This is the second part of a series on India’s widening fiscal deficit. To read the first part, click here: India’s Widening Fiscal Deficit– Background
Six months into the fiscal year, the government seems to be headed in a direction where its FY19 fiscal deficit target of 3.2% will perhaps be breached. There is consensus among rating agencies and economists that the target will be breached. Analysts and rating agencies peg the FY19 fiscal deficit at Rs. 6.67 lakh crores as against a budgeted Rs. 6.24 lakh crores, pegging the fiscal deficit at 3.5% of GDP resulting in an overshooting by Rs. 39,000 crores. A combination of increased expenditure and lower than estimated revenue is causing the fiscal deficit to widen. Let us look at the factors that are widening the fiscal deficit.
The most important factor is the shortfall in tax and non-tax revenues. In its budgets, the government expected to earn Rs 7.4 lakh crore from GST and Rs 2.6 lakh crore from Union excise duties (primarily from petroleum products). GST revenues are expected to be Rs 6.78 lakh crore, falling short of their target. The SBI Research team expects indirect tax revenue to fall short by Rs. 90,000 crores of which Rs. 10,500 crores is from the Rs. 1.5 cut in excise duty by the centre on petroleum products.
GST collections grew by 4.3% in the first half of the fiscal year as against an estimated 22.2%. Even in the previous fiscal year, GST fell short of the projected figures. Arvind Subramanian, the former CEA, in a recent interview said, “The budget has made unreasonable demands from GST”. Thus, perhaps the revenue estimates were too optimistic. The non-tax revenue is estimated to be Rs. 2.4 lakh crores, is expected to fall short by Rs. 16,200 crores. This is because of lower dividend payout from the RBI and nationalized financial institutions, lower spectrum revenue, and lower disinvestment realization. As RBI has given a hefty dividend payout in FY18, the FY19 payout is likely to be lower as RBI is also focusing on building up its reserves. With nationalized banks struggling, 11 of the 21 nationalized banks are under RBIs Prompt Corrective Action Framework. The remaining have been troubled with their non-performing assets issues.
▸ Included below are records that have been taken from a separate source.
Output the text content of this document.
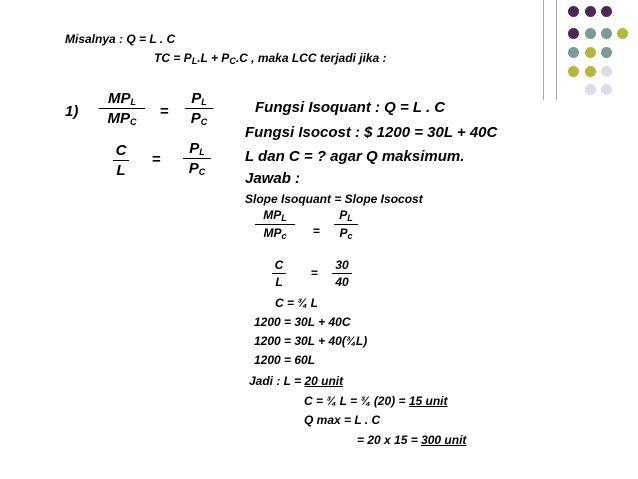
Misalnya : Q = L . C
TC = $P_L.L + P_C.C$ , maka LCC terjadi jika :
1)
$MP_L$
$MP_C$
=
$P_L$
$P_C$
C
L
=
$P_L$
$P_C$
Fungsi Isoquant : Q = L . C
Fungsi Isocost : $ 1200 = 30L + 40C
L dan C = ? agar Q maksimum.
Jawab :
Slope Isoquant = Slope Isocost
$MP_L$
$MP_c$	=
$P_L$
$P_c$
C
L
=
30
40
C = ¾ L
1200 = 30L + 40C
1200 = 30L + 40(¾L)
1200 = 60L
Jadi : L = 20 unit
C = ¾ L = ¾ (20) = 15 unit
Q max = L . C
= 20 x 15 = 300 unit
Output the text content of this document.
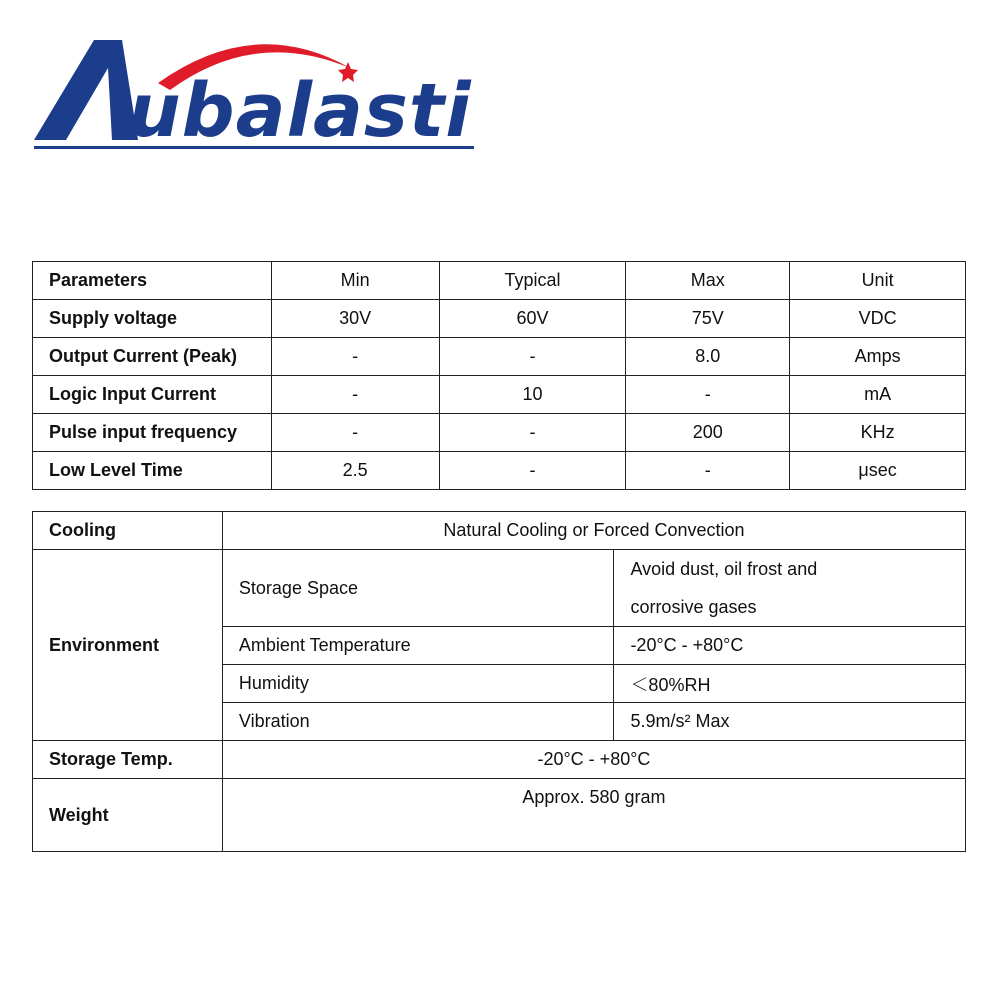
ubalasti
Parameters	Min	Typical	Max	Unit
Supply voltage	30V	60V	75V	VDC
Output Current (Peak)	-	-	8.0	Amps
Logic Input Current	-	10	-	mA
Pulse input frequency	-	-	200	KHz
Low Level Time	2.5	-	-	μsec
Cooling	Natural Cooling or Forced Convection	
Environment	Storage Space	Avoid dust, oil frost and
corrosive gases

	Ambient Temperature	-20°C - +80°C
	Humidity	＜80%RH
	Vibration	5.9m/s² Max
Storage Temp.	-20°C - +80°C	
Weight	Approx. 580 gram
Divestments, which account for nearly 33% of the estimated non-tax revenue, were estimated to bring in Rs. 80,000 crores. However, the government has been able to mobilize only Rs. 15,247 crores till October. Having not only met but exceeding the target in FY18, an ambitious plan was put forth. However, this seems to be weakening. Global cues such as increased liquidity tightening have also played a role. Air India’s sale was supposed to bring in a large chunk. However, despite the government’s best efforts, this sale has not happened. On the contrary, the government has had to pump in more money and taken on Air India’s debt via an SPV.
Oil has been a major source of problems for the government this year. On the one hand, oil prices shot up, reaching US$ 86 in October. On the other hand, with the Fed raising interest rates and draining liquidity by way of quantitative tightening, emerging market currencies started falling. The dollar nearly touched Rs. 75 in October, the same time oil peaked. As crude oil prices kept surging with the rupee in free fall, the central government was forced to cut excise duty on fuel in October. Analysts expect that this could result in a revenue decline of Rs. 10,500 crores for the fiscal. A double whammy from oil is expected as oil marketing companies (OMC) were forced to cut their prices by Re. 1. This is still in effect despite crude prices softening. As dividends from OMCs make a substantial part of the government’s dividend revenue, this will result in a further decline in revenues.
Revenue expenditure is also expected to increase. With the new minimum support price policy of Kharif crops kicking in, the next half of the fiscal may see elevated expenditure towards the implementation of the new policy. As Ayushman Bharat, the government’s new health initiative, gathers steam, expenditure on this front may also increase.
While the pressure is real, not everything is bad. On the revenue front, there are some positive developments. Customs collections could possibly be larger than budgeted amount of Rs 1.12 lakh crore by Rs 14,000 crore. For the second year in a row, direct tax collections could overshoot the budgeted targets by at least around Rs 20,000 crore with an additional Rs. 20,000 crores accruing to the government by way of evaded tax collections. On the expenditure front, oil prices cooling off are a big positive for India as it eases pressure on the Current Account Deficit as well as subsidies. Perhaps a reversal in the government’s decision of excise and OMC cuts could see a reversal.